O que suscita experiências no espectador é a emulação de coordenadas que orientam e vertebram sua “sensação de realidade”. Toda experiência humana é guiada por essas coordenadas, que pertencem à ordem do simbólico, da linguagem. Cabe ao desenhista recriar as condições em que essas coordenadas atuam. No caso do desenho, para a experiência visual funcionar é preciso efetivar a ilusão de tridimensionalidade – fazendo com que o espectador veja uma figura humana, onde antes só havia parede, tela, papel, suporte em branco bidimensional. E não é outra senão a técnica o elemento que confere ao artista o modus operandi destas coordenadas.

O DESENHO É A MATEMÁTICA DA FORMA
Outro paradoxo constitutivo do Desenho, desta vez em sua mecânica prática: no momento em que desenho, não posso olhar para meu modelo; quando enfim o vejo, não posso desenhar. Ou bem olho para o papel enquanto desenho, ou bem olho o modelo (instante esse em que não desenho). É nesta lacuna, nesta paralaxe entre modelo e papel que o desenho acontece em sua forma ideal – primeiro síntese que se opera na mente (ou olhar) do desenhista, para então depois plasmar-se no papel a partir do confronto com os materiais expressivos. Apenas isso é suficiente para imbricar uma série de questões: o que desenhamos não é o que vemos, mas o que sabemos da forma vista – nossa memória dela? Todo desenho, por conseguinte vem da “imaginação”? Como é possível à matéria precária dos materiais artísticos traduzir a complexidade de uma ilusão como o corpo humano no espaço?

O desenho se processa através da codificação visual do que é visto e sua subsequente decodificação em linguagem plástica. Noutras palavras ainda, consiste em traduzir o conteúdo do olhar em soluções formais. Assim: vejo o modelo, interpreto com o olhar a sua imagem e procuro expressar essa interpretação nos termos da visualidade, com ajuda dos materiais, na prática (um escritor tentaria usar os elementos da gramática com o mesmo intuito). Numa definição mais genérica, esse trabalho de co/decodificação apresenta o desenho como o “pensamento da forma”; desenhar é pensar a forma.
O DESENHO É A ETIMOLOGIA DA ARTE
Outro paradoxo de fundo da atividade desenhística, expresso numa luta intestina entre as escolas históricas desde o início do Renascimento, é a disputa entre linha X cor (linear X pictórico). O esteta suíço Heinrich Wölfflin percebeu, com uma interpretação notável, os resultados desta aplicação em sua caracterização dos estilos linear e pictórico.

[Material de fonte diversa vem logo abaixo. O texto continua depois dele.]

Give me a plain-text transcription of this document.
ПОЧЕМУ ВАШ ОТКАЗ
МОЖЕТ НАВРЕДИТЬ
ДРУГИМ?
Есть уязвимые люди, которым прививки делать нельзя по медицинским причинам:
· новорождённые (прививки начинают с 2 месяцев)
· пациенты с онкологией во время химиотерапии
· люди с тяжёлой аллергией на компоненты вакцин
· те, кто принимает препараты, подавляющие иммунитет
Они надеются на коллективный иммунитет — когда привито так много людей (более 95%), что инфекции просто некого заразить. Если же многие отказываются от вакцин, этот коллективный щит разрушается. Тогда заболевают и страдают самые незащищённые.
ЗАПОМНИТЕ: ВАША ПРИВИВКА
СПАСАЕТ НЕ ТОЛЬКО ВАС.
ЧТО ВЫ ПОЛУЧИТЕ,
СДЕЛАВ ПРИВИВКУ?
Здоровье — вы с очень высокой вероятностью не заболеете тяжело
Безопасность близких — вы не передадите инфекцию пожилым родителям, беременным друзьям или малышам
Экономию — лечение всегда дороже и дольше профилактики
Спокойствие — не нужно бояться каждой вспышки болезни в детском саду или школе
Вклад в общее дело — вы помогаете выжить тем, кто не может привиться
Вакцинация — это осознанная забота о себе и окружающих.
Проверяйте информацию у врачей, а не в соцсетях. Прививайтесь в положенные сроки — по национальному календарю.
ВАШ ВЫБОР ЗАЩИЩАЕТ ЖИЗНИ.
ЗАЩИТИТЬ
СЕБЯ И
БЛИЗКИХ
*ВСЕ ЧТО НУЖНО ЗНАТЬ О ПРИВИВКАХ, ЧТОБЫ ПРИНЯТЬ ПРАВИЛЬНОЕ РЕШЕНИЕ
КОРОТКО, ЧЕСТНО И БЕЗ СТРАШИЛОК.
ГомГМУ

Em síntese, ele conjuga numa esquematização de princípios toda arte ocidental como subordinada a uma dessas categorias estilísticas. A “arte linear” baseia-se no desenho, na proporcionalidade, na linha e na dimensão harmônica; a “pictórica” baseia-se na cor, na gravidade, na ambientação, no arrebatamento emocional.
Um campo de trigo, com casas de camponeses e respigadores trabalhando importam menos a Van Gogh do que o estado passional pelo qual o artista estava passando no instante exato em que os pintou. A ressonância presente da cor nos informa menos uma história acontecendo externamente do que a dimensão emocional subjetiva do artista – e é isso mesmo de que trata qualquer obra de Van Gogh, assim como do Romantismo e, talvez, parte essencial do Barroco. A cor é o pathos, a emoção presente, o arrebatamento do momento, indefinível conceitualmente.

Já o “conceito” é propriedade da linha, do desenho linear – capaz de produzir discursos, contar histórias, emitir opiniões. Sendo o “eixo intelectivo” das produções artísticas – quer dizer, o fio condutor da narrativa ou da representação simbólica, o desenho linear apresenta a origem da imagem, o conteúdo constitutivo que revela sua estrutura de sentido. Deste modo, ao resgatar lacunas de vazio da percepção, o Desenho ressuscita a obviedade dos espaços mortos de afeição e sentido; é um exercício de etimologia.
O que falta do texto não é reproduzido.